A picture of a snowman made of the dirtiest snow, a black smile spray-painted across its face, is positioned on the wall next to a window overlooking the snow-covered lawn of the American Swedish Institute.
This frosty season is uncomfortable, but there’s also something disturbingly satirical about the placement of the photo.
The snowman picture by Swedish photographer Lars Tunbjörk is from his 2007 series “Winter.” If this picture doesn’t ring a bell, you’ve likely seen images from his 2001 “Office” series, an eerie, satirical portrayal of ‘90s office life that inspired cinematographers of the hit TV series “Severance.” The colors feel over-the-top, almost too bright to feel real, offering a pop sensibility mixed with the absurdity that is everyday life.

These are just two of the four series included in “Lars Tunbjörk – A View From the Side,” a traveling pop-up exhibition curated by the Embassy of Sweden in Washington, D.C., and the Lars Tunbjörk Foundation. Tunbjörk, a member of Agence Vu who worked for the New York Times Magazine, Time and others, is an internationally known photographer. He died suddenly in 2015, but his images live on.

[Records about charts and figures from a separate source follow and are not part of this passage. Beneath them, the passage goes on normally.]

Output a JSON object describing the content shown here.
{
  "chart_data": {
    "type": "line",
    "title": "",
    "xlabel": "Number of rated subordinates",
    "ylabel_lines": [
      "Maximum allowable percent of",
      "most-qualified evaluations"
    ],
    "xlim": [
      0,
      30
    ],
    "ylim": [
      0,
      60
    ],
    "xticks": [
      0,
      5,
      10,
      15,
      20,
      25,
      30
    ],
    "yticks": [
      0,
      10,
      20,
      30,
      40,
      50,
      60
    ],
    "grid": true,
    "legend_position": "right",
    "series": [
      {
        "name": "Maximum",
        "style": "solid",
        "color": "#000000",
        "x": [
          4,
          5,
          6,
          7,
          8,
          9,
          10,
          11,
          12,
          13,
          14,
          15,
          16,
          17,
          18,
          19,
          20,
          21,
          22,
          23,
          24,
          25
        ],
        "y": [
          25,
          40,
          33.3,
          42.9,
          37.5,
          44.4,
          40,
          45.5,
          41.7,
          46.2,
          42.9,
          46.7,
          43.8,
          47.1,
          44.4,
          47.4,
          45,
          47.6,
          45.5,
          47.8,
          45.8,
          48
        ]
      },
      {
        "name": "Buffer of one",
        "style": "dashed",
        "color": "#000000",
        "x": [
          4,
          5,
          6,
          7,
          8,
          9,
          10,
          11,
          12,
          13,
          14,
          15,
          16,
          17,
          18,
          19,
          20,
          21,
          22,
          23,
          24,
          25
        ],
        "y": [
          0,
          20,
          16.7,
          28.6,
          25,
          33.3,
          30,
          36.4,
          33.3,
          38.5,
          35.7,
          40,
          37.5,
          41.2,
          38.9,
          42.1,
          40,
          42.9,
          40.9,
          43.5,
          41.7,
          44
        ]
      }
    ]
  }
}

“What he’s capturing in his ‘Office’ series, and in a lot of his photography, are these kind of mundane, everyday scenes but with a different lens, with a little bit of irony and humor in them,” said American Swedish Institute Exhibition Manager Erin Stromgren.
The exhibition also includes selections from two of his other well known bodies of work: his breakout series “Landet utom sig/Country Beside Itself,” 1993, a commentary on the decline of Sweden with an emphasis on leisure and commercialization, and “Home,” 2003, centered around his childhood neighborhood and similar suburbs of Sweden.

But it’s his “Office” series, documenting the alienating nature of work, that caught the eyes of the “Severance” cinematographers.
“His ‘Office’ pictures are not Edward Hopper’s ‘Office at Night’ over at the Walker,” said University of Minnesota Associate Professor Robert Silberman, who teaches film studies and the history of photography. “Computer cables and carrels and that sort of antiseptic gray and gunmetal colors, and then people underneath the tables are showing their feet, shoes off. So it’s sort of split between a certain kind of desolation and comedy.”